Lorsqu’un leader religieux ou une autorité religieuse énonce le « bien » et le « vrai », ces propositions deviennent, après le linguistic-turn en philosophie et en épistémologie, des prétentions à la validité. Le langage y est « un horizon indépassable »[37]. Nous sommes tous « engagés » dans le langage et il nous est impossible, comme sujets réfléchissants, d’échapper à l’emprise du langage[38]. La réalité est « imprégnée par le langage »[39] et il n’y a pas de « commencements indubitables au-delà du langage »[40]. Les formes de vie sont structurées par le langage[41]. En ce sens, les théologien.ne.s, la hiérarchie de l’Église et tous ses membres doivent affiner leur conscience du pouvoir de la parole (et par extension de l’enseignement et de la doctrine) comme forgeant concrètement les histoires de vie et les trajectoires de vies humaines.

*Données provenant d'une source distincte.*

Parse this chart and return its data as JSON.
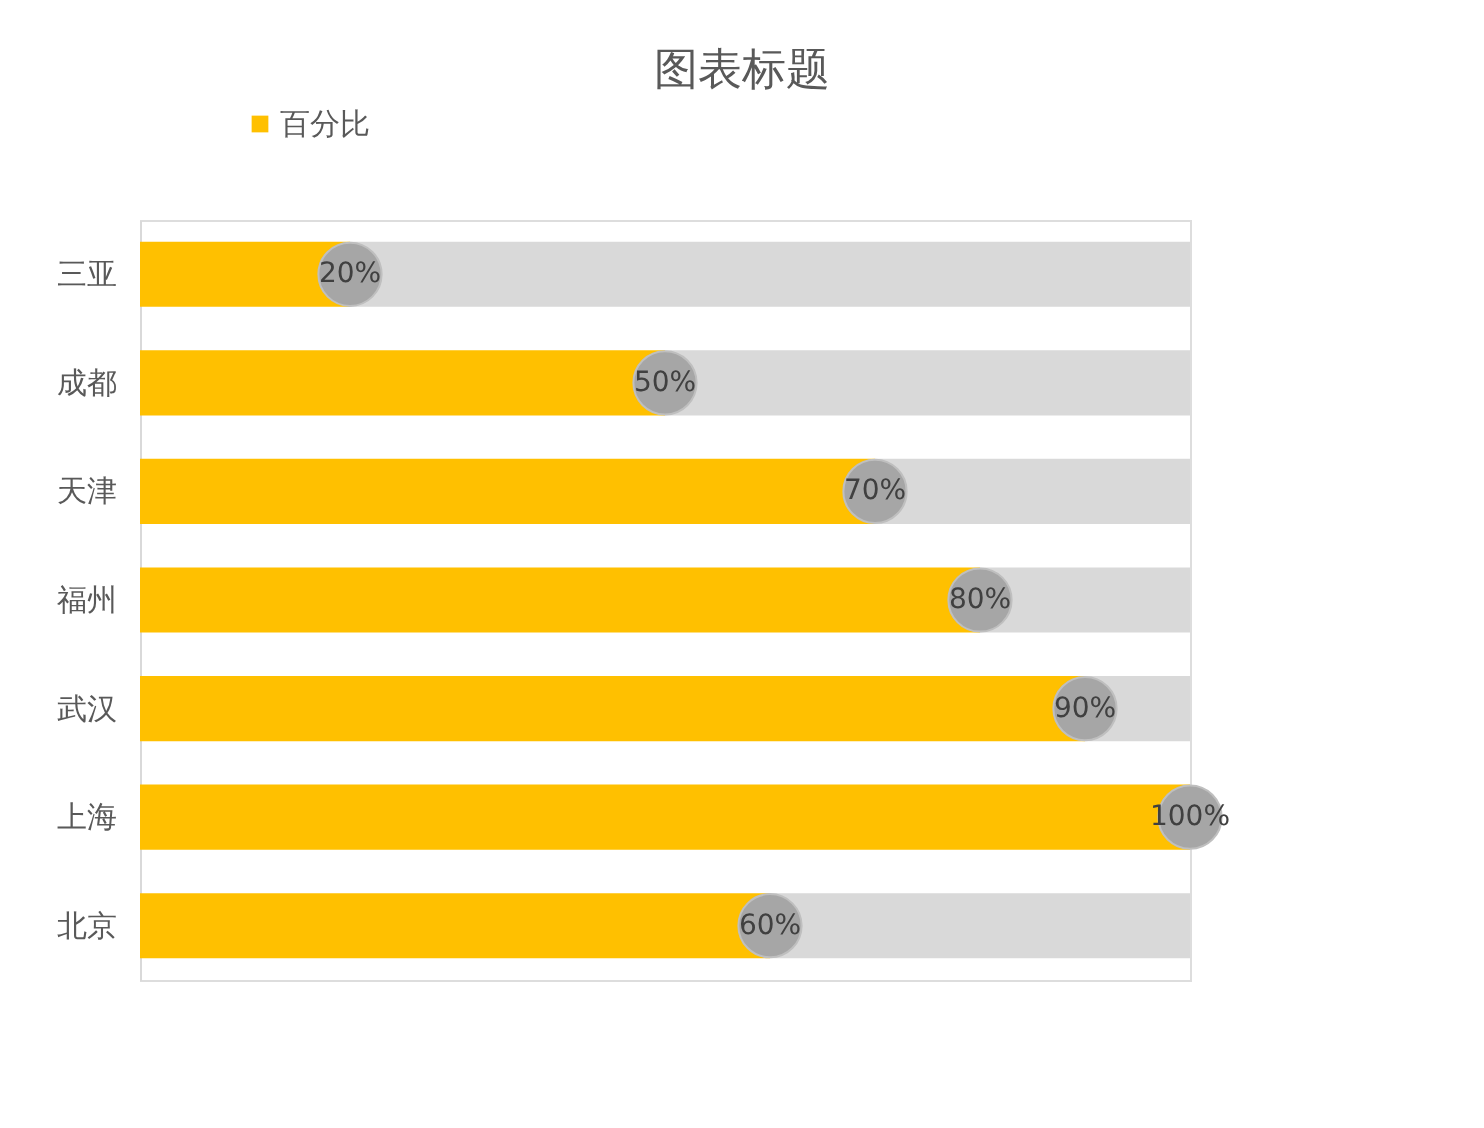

En philosophie du langage, il y a mise à l’épreuve des prétentions à la validité des propositions. Or, ce n’est que par la discussion[42], l’argumentation et la force du meilleur argument qu’il est possible de convaincre de la validité d’une proposition. D’après Habermas, il y a « blessure » lorsqu’une prétention à la vérité devient problématique. « Blessure » qui ne peut être soignée que par des discussions, « discussions auxquelles aucune preuve irrécusable, aucun argument contraignant ne mettra un terme définitif »[43]. Il nous semble qu’il y a là des potentiels d’antidote à certains « échecs » ecclésiaux, tout comme à la prétention à l’absolutisme et à la « vérité » en matière d’éthique et de morale.

Conclusion

La discussion est loin d’être achevée et il est utile de la poursuivre, dans une recherche commune de la sagesse et dans un esprit d’humilité théologique[44]. Au mieux, la tradition morale de l’Église participe à la recherche de la sagesse, aux délibérations publiques et formule des conseils de vie, en veillant à ce qu’aucune forme de violence, incluant la « violence herméneutique[45] », les abus de pouvoir ou les microagressions[46] ne franchisse ses lèvres, le tracé de ses mains (ses écritures et productions théologiques) et ses actions. Cette recherche de la sagesse, cette phronèsis, renvoie à la capacité à reformuler des repères éthiques et moraux, dans une recherche commune d’une « vie bonne », de « relations bonnes » avec soi-même, autrui et tout ce qui existe. La bioéthique interdisciplinaire théologique, qui se différencie de la bioéthique catholique, peut y contribuer, sans nier les tensions et les dissidences.